Within months of his promise, Heaton to a desolate area of Southern Egypt into an unclaimed 800-square-mile part of the desert. On June 16, Emily’s seventh birthday, he planted a blue flag designed by his children with a crown and four stars on a rocky hill. The area along the Sudanese border is known by locals as Bir Tawil. Heaton and his family call it the “Kingdom of North Sudan.”

Heaton says he is king of the area — because he says so — and Emily is princess.

“I wanted to show my kids I will literally go to the ends of the earth to make their wishes and dreams come true,” Heaton said.

Heaton says his claim over Bir Tawil is legitimate. He argues that planting the flag makes it so.

Heaton ran for Congress in Virginia’s 9th district in 2012 and lost. He said he plans to ask the African Union for help in formally establishing the Kingdom of North Sudan and said that he is confident they will welcome him. Representatives from Sudanese and Egyptian embassies in Washington declined to comment Saturday.

Heaton will need legal recognition from the U.N. and neighboring countries, or other groups to actually get political control of the land, said Sheila Carapico, a professor of political science and international studies at the University of Richmond, according to a Bristol Herald Courier interview.

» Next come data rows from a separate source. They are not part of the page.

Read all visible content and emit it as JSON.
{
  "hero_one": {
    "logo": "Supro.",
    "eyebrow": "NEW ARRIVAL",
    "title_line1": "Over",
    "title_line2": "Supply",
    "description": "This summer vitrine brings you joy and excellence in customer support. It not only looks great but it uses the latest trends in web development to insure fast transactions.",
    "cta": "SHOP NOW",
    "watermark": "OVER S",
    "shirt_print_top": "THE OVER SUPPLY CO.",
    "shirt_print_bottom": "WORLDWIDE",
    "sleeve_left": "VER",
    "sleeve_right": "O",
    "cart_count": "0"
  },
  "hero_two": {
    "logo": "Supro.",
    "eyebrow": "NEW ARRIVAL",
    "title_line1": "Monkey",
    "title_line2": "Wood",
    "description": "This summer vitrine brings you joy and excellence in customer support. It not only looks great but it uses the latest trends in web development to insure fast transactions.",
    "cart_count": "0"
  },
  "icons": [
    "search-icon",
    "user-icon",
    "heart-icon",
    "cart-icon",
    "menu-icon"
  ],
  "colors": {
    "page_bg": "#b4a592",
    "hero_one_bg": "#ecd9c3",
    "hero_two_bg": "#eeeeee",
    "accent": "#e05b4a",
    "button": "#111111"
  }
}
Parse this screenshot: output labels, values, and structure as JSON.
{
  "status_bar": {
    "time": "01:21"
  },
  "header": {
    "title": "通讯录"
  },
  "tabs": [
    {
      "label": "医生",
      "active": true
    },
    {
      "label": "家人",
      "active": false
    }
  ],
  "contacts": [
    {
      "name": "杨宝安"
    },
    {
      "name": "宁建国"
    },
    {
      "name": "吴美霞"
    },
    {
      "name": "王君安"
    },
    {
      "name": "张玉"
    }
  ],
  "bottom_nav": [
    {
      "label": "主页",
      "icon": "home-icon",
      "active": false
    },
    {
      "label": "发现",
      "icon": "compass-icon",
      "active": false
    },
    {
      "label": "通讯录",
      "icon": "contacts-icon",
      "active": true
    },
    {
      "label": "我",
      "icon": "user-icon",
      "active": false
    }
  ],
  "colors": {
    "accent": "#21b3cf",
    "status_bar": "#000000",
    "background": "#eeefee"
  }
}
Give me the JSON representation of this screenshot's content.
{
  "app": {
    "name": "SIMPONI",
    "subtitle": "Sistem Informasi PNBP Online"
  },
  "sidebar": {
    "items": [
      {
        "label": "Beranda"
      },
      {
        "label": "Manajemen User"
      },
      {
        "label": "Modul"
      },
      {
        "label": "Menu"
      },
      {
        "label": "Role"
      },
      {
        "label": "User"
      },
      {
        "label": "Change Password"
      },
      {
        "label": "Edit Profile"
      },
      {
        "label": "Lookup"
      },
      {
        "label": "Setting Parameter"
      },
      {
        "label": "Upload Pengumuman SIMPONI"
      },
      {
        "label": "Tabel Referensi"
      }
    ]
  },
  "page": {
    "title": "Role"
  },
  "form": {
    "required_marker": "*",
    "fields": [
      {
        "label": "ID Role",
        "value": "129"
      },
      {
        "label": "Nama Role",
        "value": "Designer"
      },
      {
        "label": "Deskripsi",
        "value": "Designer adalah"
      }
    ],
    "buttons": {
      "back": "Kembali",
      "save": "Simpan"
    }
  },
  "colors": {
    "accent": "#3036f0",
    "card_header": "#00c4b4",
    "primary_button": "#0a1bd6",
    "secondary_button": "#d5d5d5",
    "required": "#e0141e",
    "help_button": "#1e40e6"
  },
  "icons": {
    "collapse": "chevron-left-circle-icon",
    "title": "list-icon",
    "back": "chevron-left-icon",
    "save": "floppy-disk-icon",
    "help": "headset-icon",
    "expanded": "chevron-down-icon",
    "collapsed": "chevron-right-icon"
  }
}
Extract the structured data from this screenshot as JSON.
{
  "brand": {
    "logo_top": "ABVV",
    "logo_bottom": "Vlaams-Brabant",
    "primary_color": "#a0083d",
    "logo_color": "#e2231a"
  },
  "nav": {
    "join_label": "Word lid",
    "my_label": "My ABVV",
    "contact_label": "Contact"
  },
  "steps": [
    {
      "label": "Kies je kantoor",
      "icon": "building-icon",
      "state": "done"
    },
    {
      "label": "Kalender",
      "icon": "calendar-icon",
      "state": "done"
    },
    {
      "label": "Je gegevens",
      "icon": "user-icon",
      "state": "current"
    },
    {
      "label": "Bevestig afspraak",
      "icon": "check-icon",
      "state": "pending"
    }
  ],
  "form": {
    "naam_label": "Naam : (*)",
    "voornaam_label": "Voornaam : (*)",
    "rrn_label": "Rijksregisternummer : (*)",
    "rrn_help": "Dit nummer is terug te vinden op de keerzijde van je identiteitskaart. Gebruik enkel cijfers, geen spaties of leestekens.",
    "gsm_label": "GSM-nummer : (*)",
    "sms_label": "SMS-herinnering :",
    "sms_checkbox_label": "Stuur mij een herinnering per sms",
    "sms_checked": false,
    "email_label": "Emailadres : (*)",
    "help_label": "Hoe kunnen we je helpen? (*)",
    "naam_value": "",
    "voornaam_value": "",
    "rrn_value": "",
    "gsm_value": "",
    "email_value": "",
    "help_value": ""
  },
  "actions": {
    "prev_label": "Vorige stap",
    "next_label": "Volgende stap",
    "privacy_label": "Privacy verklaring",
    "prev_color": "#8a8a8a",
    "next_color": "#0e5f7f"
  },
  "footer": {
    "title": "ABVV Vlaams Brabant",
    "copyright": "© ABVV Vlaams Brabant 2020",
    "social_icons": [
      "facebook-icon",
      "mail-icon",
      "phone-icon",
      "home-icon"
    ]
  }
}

After he promised his daughter that she could be a princess, Heaton did an online search for unclaimed land globally. When focusing his search on the Latin term “terra nullius,” meaning “land belonging to no one,” Heaton stumbled across information on Bir Tawil. He said a border dispute between Sudan and Egypt had left the land as unclaimed territory. It lies about halfway between Egypt’s coast along the Red Sea and the place where the Nile crosses into Sudan,  WashingtonPost reports.

“I founded the nation in love for my daughter,” Heaton said.

He asked Egyptian authorities for permission to travel to the remote, unpopulated piece of sand, and told them why. At first, he said even he was skeptical of his plan.

“I was fearful of going into a toxic environment,” Heaton said.

With permission, Heaton spent a few days in Egypt before arriving at Bir Tawil. The trip changed his perspectives on the Egyptian people, he said.

“I cannot stress how kind and generous the Egyptian people are,” Heaton said.

Heaton says he hopes to foster positive relationships with Sudan and Egypt by converting his “kingdom” into an agricultural production center. It’s what his children, especially Emily, want, he said.